Whenever IJacobian is called, both dF/dUdot (the mass matrix) and dF/dU will be computed. Think about the case M Udot = G(t,U) where M is constant. For efficiency, we actually just need to update the Jacobian of G during time integration and reuse the mass matrix. This is just one of many cases that we can take advantage of the structure of the mass matrix, and hiding the mass matrix in IJacobian prevents us doing that.


4. Reshifting the Jacobian is unnecessarily expensive and sometimes buggy.

Why is "reshifting" needed?  After a step is rejected and when the step
size changes for a linear constant operator?

It doesn't not have to be a linear constant operator. Reusing Jacobian across stages or even time steps for nonlinear problems is not uncommon.


Consider the scenario below.
shift = a;
 TSComputeIJacobian()
 shift = b;
 TSComputeIJacobian() // with the same U and Udot as last call
Changing the shift parameter requires the Jacobian function to be evaluated again. If users provide only RHSJacobian, the Jacobian will not be updated/reshifted in the second call because TSComputeRHSJacobian() finds out that U has not been changed. This issue is fixable by adding more logic into the already convoluted implementation of TSComputeIJacobian(), but the intention here is to illustrate the cumbersomeness of current IJacobian and the growing complications in TSComputeIJacobian() that IJacobian causes.

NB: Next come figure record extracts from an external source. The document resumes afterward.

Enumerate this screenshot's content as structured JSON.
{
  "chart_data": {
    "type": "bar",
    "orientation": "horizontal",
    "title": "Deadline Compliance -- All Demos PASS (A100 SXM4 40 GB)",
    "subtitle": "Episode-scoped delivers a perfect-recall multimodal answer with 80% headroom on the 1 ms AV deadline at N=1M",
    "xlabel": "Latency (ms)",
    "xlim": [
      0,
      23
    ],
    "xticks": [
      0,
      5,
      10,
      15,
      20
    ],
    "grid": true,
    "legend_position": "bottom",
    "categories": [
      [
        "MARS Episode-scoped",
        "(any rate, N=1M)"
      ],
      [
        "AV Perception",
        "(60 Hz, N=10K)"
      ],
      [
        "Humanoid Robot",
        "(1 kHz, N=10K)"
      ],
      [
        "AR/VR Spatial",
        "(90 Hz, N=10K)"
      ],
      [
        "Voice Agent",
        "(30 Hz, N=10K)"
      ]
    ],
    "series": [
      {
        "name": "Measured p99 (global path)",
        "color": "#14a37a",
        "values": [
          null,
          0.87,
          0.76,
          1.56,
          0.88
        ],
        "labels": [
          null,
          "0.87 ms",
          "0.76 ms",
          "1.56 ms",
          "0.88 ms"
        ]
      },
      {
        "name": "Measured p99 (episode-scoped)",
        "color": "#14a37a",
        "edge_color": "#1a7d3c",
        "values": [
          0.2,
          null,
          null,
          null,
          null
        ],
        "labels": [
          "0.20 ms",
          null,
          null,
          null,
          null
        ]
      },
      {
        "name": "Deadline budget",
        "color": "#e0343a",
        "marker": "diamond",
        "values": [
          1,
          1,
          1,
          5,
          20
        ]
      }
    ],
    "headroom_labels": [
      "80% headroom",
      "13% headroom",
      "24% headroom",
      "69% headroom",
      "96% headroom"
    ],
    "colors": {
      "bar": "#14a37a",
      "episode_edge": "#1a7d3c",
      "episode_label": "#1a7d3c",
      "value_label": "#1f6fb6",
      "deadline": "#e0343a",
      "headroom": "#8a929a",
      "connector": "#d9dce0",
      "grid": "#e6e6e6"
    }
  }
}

So I propose that we have two separate matrices dF/dUdot and dF/dU, and remove the shift parameter from IJacobian. dF/dU will be calculated by IJacobian; dF/dUdot will be calculated by a new callback function and default to an identity matrix if it is not provided by users. Then the users do not need to assemble the shifted Jacobian since TS will handle the shifting whenever needed. And knowing the structure of dF/dUdot (the mass matrix), TS will become more flexible. In particular, we will have

 *   easy access to the unshifted Jacobian dF/dU (this simplifies the adjoint implementation a lot),

How does this simplify the adjoint?

For example, when computing the adjoint for M Udot = G(t,U), I often need to compute just dG/dU or multiplying M with the adjoint variables. It is doable with IJacobian, but tricky and inefficient since IJacobian always evaluates both M and dG/dU.


 *   plenty of opportunities to optimize TS when the mass matrix is diagonal or constant or weekly dependent on U (which accounts for almost all use cases in practice),

But longer critical path, more storage required, and more data motion.
And if the mass matrix is simple, won't it take a very small fraction of
time, thus have little gains from "optimizing it"?

I would not worry much about the storage. In most cases, mass matrices would be diagonal, thus not eating much memory. For complicated mass matrices, most PDE solvers like libmesh already store them separately.

The gains may depends on not only complexity but also scale. Savings could be significant if we can avoid computing a huge constant mass matrix over and over again. And the optimization normally does not require too much effort. For example, reusing the mass matrix would be similar to lagging a Jacobian.


 *   easy conversion from fully implicit to fully explicit,
 *   an IJacobian without shift parameter that is easy to understand and easy to port to other software.

Note that even CVODE has an interface similar to PETSc; e.g., gamma
parameter in CVSpilsPrecSetupFn.

The good thing in CVODE is that it does not have gamma parameter in the Jacobian function, see CVSpilsJacTimesSetupFn.

Thanks,
Hong


Regarding the changes on the user side, most IJacobian users should not have problem splitting the old Jacobian if they compute dF/dUdot and dF/dU explicitly. If dF/dUdot is too complicated to build, matrix-free is an alternative option.

While this proposal is somehow related to Barry's idea of having a TSSetMassMatrix() last year, I hope it provides more details for your information. Any of your comments and feedback would be appreciated.